Lately, I’ve begun to realize that Christianity is not so much about God and Me (or even God and Me and my friends) as it is about God and the Church, the universal body of Christ. Not that God doesn’t care about individuals, but to say that the Gospel is only about saving individual souls is, I think, to miss the big picture. I often try to motivate or comfort myself by remembering that God is good and will provide for me and my family and my friends. While God truly is good and does provide, something is wrong if I can only think of Him in relation to myself and my immediate community. Indeed, see how quickly I turned the conversation towards me when I had intended to talk about God and the Church!

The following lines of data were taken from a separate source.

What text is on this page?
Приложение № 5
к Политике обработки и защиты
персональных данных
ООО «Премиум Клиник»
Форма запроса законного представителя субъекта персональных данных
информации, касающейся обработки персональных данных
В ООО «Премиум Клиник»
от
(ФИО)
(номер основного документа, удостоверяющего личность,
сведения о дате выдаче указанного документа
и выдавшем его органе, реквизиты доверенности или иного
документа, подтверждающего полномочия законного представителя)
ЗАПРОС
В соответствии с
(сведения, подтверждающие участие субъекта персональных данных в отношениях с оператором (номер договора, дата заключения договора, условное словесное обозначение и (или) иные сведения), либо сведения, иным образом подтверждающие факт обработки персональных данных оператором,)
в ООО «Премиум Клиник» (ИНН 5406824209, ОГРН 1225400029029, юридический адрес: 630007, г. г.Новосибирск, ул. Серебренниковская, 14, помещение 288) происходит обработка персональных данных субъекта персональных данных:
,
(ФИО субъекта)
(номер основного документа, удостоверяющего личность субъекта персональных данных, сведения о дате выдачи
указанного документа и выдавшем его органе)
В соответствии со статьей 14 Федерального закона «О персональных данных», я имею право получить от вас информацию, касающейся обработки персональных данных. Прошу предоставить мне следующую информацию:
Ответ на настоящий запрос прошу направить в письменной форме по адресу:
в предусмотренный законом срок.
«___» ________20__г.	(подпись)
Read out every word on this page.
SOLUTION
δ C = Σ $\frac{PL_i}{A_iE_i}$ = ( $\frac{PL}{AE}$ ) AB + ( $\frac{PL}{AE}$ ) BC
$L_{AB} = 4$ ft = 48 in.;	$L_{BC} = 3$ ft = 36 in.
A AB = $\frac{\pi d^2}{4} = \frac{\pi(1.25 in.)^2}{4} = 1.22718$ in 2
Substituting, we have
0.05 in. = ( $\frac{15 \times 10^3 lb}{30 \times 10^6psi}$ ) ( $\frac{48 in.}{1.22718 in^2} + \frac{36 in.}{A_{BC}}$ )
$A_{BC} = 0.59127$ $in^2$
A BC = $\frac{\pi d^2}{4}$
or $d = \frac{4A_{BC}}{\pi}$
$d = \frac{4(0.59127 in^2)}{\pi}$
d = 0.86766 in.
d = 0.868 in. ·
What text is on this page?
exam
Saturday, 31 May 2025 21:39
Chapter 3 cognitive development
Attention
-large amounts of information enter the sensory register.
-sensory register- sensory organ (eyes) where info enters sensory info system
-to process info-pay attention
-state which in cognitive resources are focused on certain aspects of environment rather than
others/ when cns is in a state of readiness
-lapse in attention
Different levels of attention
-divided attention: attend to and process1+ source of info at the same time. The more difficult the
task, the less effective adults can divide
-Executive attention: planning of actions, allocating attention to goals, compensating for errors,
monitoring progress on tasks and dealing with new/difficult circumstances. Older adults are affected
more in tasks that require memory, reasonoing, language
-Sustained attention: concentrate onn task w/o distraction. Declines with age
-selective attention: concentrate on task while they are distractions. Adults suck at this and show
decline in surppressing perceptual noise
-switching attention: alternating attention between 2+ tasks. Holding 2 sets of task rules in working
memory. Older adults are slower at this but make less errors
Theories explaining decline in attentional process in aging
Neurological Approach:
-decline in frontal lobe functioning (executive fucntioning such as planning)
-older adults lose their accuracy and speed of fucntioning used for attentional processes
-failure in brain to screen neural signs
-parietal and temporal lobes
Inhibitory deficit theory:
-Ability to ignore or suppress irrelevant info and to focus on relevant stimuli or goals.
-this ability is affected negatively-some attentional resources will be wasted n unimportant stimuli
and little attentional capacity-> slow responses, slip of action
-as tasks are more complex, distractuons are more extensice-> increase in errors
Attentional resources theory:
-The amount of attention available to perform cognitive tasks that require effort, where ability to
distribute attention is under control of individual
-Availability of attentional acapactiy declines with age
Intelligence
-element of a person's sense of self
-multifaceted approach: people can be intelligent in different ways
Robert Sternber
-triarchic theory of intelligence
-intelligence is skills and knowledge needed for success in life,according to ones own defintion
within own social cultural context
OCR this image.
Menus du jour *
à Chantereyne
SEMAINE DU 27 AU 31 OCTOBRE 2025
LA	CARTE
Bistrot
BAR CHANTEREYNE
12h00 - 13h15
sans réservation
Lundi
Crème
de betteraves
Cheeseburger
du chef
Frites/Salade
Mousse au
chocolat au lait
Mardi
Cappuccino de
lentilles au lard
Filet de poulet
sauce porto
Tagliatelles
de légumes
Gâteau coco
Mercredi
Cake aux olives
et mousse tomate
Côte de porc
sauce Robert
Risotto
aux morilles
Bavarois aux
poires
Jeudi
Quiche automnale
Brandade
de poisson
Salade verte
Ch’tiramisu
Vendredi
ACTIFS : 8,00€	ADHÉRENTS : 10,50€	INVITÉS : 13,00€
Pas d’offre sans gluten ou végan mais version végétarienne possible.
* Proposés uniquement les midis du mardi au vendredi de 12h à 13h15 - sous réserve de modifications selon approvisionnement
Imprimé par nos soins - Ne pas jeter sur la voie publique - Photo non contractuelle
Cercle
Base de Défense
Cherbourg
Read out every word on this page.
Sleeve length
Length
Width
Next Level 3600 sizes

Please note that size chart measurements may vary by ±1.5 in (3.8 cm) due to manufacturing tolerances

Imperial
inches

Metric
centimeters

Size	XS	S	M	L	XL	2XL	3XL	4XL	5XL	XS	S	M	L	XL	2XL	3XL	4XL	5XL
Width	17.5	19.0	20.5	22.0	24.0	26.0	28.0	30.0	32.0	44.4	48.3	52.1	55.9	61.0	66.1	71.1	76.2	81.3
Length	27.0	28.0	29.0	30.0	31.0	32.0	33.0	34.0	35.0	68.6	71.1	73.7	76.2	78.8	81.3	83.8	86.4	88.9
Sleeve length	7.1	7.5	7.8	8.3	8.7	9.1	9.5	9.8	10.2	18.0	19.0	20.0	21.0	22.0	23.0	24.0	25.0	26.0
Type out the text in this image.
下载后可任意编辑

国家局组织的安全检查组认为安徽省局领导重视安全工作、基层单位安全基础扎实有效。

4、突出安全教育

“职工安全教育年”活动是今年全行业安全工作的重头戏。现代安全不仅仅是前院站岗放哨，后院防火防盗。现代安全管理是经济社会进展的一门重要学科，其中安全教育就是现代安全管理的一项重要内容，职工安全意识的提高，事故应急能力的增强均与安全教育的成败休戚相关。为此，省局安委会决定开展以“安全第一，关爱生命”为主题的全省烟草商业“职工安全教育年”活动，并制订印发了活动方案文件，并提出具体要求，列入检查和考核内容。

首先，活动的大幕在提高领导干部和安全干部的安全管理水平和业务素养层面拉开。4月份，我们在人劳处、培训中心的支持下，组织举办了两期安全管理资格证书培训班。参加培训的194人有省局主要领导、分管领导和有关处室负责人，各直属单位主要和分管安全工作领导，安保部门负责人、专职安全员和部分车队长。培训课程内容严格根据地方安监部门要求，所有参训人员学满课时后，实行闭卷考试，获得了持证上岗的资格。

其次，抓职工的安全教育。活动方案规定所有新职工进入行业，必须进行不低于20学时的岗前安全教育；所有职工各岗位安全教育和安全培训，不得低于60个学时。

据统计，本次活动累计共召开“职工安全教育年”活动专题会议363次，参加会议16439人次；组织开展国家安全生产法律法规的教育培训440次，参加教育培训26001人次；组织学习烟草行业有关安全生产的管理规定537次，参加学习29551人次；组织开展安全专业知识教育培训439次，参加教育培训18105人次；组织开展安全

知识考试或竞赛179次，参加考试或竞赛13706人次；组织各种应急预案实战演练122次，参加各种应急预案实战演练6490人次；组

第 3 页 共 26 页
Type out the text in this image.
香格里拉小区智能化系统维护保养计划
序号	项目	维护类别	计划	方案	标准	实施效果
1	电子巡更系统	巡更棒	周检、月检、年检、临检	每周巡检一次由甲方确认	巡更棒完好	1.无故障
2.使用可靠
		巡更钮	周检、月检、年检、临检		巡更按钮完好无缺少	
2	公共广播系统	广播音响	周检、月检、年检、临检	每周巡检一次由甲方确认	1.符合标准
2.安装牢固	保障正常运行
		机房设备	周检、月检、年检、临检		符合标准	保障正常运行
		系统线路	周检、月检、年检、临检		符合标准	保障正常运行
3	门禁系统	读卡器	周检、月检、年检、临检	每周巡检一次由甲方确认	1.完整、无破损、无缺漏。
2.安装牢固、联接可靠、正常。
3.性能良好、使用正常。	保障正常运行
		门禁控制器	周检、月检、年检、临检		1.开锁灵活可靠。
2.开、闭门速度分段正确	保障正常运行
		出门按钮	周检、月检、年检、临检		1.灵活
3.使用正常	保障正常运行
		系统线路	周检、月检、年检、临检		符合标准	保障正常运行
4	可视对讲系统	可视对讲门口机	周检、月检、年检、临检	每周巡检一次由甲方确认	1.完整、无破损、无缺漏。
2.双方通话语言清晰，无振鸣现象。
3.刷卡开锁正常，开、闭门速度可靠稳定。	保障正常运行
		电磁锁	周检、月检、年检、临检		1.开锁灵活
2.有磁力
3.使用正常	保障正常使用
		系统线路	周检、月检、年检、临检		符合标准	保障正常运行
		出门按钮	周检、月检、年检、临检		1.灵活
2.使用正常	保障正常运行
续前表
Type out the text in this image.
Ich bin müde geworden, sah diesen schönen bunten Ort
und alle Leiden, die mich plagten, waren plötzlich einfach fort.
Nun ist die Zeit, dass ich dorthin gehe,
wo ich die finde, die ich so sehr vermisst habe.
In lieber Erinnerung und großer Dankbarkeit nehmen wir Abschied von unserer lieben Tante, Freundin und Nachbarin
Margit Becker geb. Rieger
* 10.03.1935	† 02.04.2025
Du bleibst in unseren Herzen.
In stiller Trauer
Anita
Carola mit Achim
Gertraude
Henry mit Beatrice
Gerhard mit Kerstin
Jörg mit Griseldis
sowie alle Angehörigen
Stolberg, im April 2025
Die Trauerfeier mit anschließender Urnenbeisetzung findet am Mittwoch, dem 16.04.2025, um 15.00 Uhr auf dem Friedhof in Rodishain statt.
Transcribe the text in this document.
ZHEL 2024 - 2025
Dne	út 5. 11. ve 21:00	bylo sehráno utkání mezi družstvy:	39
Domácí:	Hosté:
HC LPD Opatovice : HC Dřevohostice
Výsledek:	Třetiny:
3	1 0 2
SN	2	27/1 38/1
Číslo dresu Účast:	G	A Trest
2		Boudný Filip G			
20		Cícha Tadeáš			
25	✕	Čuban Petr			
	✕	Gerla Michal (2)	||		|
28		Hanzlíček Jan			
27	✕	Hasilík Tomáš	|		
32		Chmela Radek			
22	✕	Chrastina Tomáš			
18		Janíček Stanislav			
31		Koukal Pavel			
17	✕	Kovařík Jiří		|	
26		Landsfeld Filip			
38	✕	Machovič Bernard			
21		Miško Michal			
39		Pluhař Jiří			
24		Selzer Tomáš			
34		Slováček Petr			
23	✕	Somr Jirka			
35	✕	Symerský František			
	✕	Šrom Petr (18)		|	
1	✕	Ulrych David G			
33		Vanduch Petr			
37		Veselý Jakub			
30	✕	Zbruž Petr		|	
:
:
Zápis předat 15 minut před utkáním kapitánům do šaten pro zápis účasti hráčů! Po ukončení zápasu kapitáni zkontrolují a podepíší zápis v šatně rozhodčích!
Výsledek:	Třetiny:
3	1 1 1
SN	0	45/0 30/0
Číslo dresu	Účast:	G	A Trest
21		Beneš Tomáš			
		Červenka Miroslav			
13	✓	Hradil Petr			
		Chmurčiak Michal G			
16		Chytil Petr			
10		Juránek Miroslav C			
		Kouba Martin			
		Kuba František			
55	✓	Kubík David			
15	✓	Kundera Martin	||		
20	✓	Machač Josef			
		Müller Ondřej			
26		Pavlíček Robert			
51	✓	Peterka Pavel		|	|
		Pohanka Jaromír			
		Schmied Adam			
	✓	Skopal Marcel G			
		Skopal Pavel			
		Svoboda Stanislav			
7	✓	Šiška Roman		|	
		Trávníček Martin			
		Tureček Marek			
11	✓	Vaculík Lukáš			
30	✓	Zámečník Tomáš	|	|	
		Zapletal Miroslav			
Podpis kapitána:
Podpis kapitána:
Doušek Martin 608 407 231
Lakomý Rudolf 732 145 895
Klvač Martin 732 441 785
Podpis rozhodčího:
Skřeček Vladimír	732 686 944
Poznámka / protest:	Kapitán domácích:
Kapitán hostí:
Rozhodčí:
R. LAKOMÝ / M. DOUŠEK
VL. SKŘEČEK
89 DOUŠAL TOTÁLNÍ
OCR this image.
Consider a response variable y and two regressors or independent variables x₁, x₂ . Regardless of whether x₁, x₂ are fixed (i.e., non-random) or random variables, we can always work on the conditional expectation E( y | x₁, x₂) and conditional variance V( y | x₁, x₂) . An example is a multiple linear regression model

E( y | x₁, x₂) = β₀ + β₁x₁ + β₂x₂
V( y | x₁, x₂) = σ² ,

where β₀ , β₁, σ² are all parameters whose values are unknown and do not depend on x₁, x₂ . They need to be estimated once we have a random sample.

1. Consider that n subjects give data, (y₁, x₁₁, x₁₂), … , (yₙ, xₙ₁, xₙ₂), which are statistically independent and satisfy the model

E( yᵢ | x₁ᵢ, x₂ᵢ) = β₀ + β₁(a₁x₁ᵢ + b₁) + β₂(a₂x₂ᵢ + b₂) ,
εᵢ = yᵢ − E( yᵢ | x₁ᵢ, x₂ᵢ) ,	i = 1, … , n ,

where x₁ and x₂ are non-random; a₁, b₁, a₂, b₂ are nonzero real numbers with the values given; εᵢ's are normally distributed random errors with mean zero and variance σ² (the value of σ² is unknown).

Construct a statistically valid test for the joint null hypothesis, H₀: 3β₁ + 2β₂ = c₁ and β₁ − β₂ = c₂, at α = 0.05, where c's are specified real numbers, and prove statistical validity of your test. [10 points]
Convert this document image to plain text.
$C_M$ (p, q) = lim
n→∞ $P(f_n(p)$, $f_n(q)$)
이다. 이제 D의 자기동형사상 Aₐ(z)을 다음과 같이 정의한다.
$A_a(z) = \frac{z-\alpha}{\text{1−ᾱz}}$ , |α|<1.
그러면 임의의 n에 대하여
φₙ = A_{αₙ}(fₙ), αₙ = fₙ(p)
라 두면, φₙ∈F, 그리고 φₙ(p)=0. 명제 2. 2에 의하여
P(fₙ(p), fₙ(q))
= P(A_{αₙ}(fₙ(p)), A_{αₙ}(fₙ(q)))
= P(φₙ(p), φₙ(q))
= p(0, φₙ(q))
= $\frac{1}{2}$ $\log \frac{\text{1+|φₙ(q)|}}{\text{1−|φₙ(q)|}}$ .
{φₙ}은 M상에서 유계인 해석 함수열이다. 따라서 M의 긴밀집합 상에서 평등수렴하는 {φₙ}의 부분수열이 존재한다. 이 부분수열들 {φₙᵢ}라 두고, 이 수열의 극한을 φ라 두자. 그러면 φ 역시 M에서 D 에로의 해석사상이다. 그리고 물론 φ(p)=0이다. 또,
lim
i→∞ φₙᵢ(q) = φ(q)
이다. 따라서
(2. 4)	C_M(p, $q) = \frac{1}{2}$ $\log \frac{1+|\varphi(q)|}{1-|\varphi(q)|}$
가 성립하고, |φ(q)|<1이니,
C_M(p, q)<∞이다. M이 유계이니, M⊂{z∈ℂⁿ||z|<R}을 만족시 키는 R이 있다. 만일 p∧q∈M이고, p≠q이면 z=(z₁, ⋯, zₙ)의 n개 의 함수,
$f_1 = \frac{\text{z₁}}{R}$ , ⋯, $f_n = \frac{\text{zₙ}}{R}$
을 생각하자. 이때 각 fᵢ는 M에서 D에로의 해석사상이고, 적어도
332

Fortunately, Paul sets the record straight in Ephesians. Salvation is certainly for individuals, but to be saved is to become a member of the Church, the body of Christ. In Ephesians, we see that the Church is the focal point of God’s “eternal purpose” to demonstrate his glory, wisdom, and power (3:11). Paul writes that this purpose is “set forth in Christ as a plan for the fullness of time, to unite all things in him, things in heaven and things on earth” (Eph 1:10). Christ is seated “in the heavenly places, far above all rule and authority and power and dominion, and above every name that is named, not only in this age but also in the one to come” (Eph 1:21). Furthermore, God “put all things under his feet and gave him as head over all things to the church, which is his body, the fullness of him who fills all in all” (Eph 1:23). Having been united to Christ as his body, the Church stands over the rest of creation as the manifestation of God’s glory. The Church is God’s chosen instrument to magnify His “manifold wisdom” against the “rulers and authorities in the heavenly places” (3:10).
This is the mystery of the Gospel, that God has chosen to manifest Himself and build a Church out of people who are as good as dead in their sins. Being sinners, we were “by nature children of wrath,” subject to the full penalties of our wickedness (Eph 2:3). There is nothing good in any man or woman that deserves God’s grace. Yet he chooses to save us; more than that, he chooses to build us up into a Church body united in Christ, setting us over the rest of creation with Christ as our head. Why would God set over creation that creature which alone chose to reject him? Why would God manifest his glory through man who, by his sin, defames God’s honor? Why would God choose as His ambassadors those very people who, by their actions, refuse to acknowledge his sovereignty?
I submit that the answers to these questions are hidden in the mystery of God’s love, “the love of Christ that surpasses knowledge” (Eph 3:14).
“For Jews demand signs and Greeks seek wisdom, but we preach Christ crucified, a stumbling block to the Jews and folly to Gentiles, but to those who are called, both Jews and Greeks, Christ the power of God and the wisdom of God. For the foolishness of God is wiser than men, and the weakness of God is stronger than men” (1 Cor 22-25).
By all worldly standards, the Gospel seems foolish. It preaches faith and suffering in the Cross whereas the world seeks glory and power. Yet, somehow, God will prove and is already proving his infinite wisdom through His Church. Just as Christ is glorified in the cross, so the Church is also glorified in its present suffering. I look forward to the day when Christ returns and the Church attains to the fullness of its glory in Him. In that day, the manifold wisdom of God will be made known, and upon seeing Christ’s Bride the glorified Church, all the nations, all the angels, even Satan himself, will bow and confess, in either terror or adoration, God’s eternal glory.